All patients (n = 6) were overall satisfied with the time required to recharge the EPG and checking the battery status. 83% (n = 5) of patients would recommend the system. N = 5 patients would choose EPG again if they had to decide between an IPG and EPG.

Psychological aspects of wireless SCS therapy

The rating of the statement “Wearing the stimulator reminds me of my disease” was normally distributed. 2 patients reported this as an “agreement” 2 patients as “neutral” and 2 patients as “complete disagreement”. n = 5 patients agreed with the statement “wearing of EPG is an active participation in own treatment”. n = 5 patients completely disagreed with the allegation “fear of forgetting to recharge”.

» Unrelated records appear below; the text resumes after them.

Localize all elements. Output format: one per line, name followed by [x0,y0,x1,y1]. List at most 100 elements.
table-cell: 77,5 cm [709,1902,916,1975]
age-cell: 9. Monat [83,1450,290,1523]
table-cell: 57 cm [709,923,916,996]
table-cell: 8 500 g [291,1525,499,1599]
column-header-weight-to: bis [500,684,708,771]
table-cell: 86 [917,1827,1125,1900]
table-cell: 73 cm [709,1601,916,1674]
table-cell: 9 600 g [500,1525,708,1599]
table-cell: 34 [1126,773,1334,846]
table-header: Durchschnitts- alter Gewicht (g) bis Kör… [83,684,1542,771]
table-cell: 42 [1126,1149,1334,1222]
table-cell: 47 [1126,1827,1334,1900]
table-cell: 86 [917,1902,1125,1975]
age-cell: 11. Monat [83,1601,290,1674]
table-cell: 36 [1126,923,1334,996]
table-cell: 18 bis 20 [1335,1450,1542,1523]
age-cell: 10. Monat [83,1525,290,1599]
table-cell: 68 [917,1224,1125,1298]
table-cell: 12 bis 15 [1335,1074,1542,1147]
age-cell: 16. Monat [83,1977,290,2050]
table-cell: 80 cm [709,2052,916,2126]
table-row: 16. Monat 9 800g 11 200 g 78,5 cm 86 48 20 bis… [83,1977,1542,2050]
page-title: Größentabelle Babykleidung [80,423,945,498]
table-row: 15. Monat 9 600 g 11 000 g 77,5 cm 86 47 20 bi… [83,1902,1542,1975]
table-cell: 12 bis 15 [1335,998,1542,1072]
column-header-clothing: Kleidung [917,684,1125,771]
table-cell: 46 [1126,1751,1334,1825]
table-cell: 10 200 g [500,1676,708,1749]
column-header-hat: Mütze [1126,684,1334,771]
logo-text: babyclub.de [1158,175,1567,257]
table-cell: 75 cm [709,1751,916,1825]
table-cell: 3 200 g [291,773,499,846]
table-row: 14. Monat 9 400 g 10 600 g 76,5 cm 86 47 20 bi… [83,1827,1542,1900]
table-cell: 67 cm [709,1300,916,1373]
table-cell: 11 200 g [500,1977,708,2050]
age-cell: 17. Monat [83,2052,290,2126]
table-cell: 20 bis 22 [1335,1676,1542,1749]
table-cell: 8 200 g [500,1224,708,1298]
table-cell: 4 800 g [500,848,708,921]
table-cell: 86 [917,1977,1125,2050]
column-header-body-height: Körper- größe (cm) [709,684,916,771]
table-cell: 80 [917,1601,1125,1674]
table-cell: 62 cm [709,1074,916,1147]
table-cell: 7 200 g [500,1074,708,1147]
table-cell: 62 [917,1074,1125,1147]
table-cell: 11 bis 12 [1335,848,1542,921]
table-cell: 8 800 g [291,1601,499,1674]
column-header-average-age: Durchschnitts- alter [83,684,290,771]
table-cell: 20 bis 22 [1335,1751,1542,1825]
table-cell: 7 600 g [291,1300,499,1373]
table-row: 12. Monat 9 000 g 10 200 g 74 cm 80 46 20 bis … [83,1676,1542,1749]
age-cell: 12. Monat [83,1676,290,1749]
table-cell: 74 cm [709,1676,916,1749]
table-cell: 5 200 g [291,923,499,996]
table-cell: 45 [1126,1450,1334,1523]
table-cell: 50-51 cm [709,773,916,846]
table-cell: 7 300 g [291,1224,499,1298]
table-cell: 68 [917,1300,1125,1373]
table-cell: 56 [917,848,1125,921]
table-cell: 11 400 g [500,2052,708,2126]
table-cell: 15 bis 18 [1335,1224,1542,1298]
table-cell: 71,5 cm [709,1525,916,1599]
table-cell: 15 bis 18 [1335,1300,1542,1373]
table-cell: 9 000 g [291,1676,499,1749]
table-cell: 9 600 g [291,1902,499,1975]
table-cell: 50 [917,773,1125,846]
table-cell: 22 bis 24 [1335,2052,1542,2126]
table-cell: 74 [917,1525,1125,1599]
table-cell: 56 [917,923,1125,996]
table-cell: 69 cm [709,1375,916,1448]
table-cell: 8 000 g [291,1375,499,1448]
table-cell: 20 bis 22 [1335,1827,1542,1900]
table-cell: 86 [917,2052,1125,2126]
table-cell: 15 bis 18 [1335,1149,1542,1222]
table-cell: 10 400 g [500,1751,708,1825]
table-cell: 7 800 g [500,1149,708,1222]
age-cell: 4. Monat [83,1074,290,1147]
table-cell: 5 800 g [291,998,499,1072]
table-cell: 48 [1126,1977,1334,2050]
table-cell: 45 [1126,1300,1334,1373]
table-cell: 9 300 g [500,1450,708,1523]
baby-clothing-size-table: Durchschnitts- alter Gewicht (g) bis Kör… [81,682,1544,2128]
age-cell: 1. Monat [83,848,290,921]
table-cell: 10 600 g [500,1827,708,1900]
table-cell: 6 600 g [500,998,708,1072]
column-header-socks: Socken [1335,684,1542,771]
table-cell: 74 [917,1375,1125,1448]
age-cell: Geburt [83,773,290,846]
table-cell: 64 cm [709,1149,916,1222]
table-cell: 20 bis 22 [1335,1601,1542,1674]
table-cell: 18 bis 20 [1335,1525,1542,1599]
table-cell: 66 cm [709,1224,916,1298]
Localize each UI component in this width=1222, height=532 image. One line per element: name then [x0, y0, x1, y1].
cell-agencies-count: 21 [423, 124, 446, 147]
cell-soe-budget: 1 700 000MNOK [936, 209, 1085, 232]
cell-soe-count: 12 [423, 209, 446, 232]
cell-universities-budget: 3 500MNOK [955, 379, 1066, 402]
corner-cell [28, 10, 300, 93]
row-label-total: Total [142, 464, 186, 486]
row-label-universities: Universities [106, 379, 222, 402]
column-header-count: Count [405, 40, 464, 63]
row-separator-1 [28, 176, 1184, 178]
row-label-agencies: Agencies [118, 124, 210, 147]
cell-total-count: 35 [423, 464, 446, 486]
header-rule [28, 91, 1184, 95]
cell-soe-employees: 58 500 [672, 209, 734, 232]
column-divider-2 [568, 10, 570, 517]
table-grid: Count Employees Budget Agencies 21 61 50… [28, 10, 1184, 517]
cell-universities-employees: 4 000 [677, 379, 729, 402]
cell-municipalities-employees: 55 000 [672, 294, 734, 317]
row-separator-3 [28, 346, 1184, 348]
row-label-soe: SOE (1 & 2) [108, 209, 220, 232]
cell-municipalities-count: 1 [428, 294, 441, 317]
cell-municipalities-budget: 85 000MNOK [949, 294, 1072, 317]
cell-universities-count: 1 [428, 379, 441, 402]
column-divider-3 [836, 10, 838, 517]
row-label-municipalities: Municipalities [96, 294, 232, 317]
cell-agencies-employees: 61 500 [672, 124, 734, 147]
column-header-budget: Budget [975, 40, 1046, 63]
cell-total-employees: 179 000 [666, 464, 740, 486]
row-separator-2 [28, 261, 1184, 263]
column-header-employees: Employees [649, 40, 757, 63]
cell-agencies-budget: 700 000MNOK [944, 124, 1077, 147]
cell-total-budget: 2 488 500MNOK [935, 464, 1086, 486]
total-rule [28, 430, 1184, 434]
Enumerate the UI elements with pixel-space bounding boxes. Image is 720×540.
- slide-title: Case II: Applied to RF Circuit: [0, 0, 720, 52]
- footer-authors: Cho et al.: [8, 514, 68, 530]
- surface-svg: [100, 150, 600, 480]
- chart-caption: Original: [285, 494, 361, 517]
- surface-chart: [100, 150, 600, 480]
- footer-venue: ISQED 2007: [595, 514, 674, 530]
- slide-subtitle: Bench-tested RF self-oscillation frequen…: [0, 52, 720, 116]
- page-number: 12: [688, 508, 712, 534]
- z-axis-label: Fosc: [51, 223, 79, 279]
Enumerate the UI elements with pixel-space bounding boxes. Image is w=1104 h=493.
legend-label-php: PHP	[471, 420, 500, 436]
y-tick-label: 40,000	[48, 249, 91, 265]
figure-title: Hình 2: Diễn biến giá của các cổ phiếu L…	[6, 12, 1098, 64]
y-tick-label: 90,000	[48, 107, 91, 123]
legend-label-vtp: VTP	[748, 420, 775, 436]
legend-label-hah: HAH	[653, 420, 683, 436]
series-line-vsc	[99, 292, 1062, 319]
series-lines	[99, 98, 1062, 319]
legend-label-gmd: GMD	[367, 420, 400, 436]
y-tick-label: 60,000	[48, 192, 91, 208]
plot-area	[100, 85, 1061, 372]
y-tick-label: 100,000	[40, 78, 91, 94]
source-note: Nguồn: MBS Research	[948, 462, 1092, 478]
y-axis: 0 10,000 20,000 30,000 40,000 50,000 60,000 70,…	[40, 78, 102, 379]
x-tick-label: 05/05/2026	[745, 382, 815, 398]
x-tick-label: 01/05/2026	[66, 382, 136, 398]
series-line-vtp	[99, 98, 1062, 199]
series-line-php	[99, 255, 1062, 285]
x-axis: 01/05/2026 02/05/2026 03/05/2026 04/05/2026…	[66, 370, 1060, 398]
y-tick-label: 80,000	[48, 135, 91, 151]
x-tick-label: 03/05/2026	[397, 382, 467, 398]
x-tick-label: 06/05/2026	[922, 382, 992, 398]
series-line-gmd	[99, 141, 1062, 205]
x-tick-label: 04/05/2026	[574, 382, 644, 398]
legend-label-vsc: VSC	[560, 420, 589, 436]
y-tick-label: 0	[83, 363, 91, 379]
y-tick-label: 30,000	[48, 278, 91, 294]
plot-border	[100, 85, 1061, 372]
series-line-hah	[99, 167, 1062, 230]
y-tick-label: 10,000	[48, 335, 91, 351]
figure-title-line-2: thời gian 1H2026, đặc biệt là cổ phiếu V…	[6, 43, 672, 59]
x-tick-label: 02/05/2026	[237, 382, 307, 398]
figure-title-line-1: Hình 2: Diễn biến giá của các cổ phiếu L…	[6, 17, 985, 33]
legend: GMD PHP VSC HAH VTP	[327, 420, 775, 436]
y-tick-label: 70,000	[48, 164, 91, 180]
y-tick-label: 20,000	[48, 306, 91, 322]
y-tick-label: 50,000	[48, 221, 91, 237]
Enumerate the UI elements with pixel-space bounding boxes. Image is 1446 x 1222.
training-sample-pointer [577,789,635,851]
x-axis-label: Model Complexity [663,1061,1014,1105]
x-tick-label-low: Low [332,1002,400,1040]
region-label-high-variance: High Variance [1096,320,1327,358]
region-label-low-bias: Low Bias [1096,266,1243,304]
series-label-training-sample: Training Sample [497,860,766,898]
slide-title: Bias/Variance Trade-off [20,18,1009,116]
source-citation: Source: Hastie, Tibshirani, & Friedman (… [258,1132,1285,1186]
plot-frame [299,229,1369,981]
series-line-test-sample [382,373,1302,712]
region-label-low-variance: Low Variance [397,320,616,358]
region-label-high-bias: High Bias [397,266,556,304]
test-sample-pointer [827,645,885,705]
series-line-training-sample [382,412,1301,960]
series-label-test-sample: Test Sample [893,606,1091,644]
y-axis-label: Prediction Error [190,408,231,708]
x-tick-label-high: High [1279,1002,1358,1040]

None of the patients had to undergo a surgical revision. Only one patient experienced more frequent interruptions between the transmitter and the micro-receiver. In n = 2 patients (33.3%), both stimulator and transmitter had to be changed due to hardware failures.

In the short form we present patient characteristics, duration of therapy and patient experience with therapy (Appendix 1). Additional data is available in a supplementary table (Appendix 2).


This study is the first trial in which convenience, patient satisfaction, charge burden with a wSCS system were examined. Our results suggest that the recharging and wearing process is overall regarded as easy, with a low risk of complications. None of the patients in our series had to undergo a surgical revision. Studies showed that 68% of the surgical revisions of SCS devices with non-rechargeable IPG and 75% of SCS devices with rechargeable IPG were performed in relation to the IPG alone, for example infections in the IPG area or battery replacements1. The lack of an IPG in this system may explain the absence of surgical revisions in our series. While problems with the implanted hardware are well known, there were a significant number of patients who experienced problems with the extracorporeal parts of the pacing system, but these can be easily replaced without invasive procedures. Manufacturers should try to improve the external component of the wSCS system to increase reliability and patient comfort.

Patients used stimulation for an average of 17 h per day demonstrating that wSCS is a suitable approach to enable active therapy not only in a periodic or intermittent manner but during the entire time the patient is awake—comparable to conventional SCS systems. This is also confirmed by the patients, as they were able to wear and use the stimulation as long as needed.

Furthermore, patients were not affected in their daily activities such as driving a car. Studies have shown that patients of advanced age are well capable of using rechargeable technologies such as smartphones and tablets5,11. Hence it stands to reason that age should not be a limiting factor when considering wSCS over a conventional system.

Since wSCS is a novel and innovative therapy, the number patients being eligible to assess convenience and handling is still low. Therefore, data included in the questionnaire which was designed for SCS therapy in general (independent from IPG or EPG-based systems), which is not directly related to the main points of interest, is included in the supplement.

Main limitations of our study were short-term follow-up and size of study population. Therefore, no subgroup analysis could be conducted to identify patients with certain characteristics that could best benefit from the SCS wireless system. As this innovation is quite new, we will address these uncertainties in the future with more patients and prospective studies.

In conclusion, patients felt confident using extracorporeal wSCS devices and rated the effort to maintain therapy with this system as low. The results of this pilot study need to be verified with a larger cohort in a prospective trial.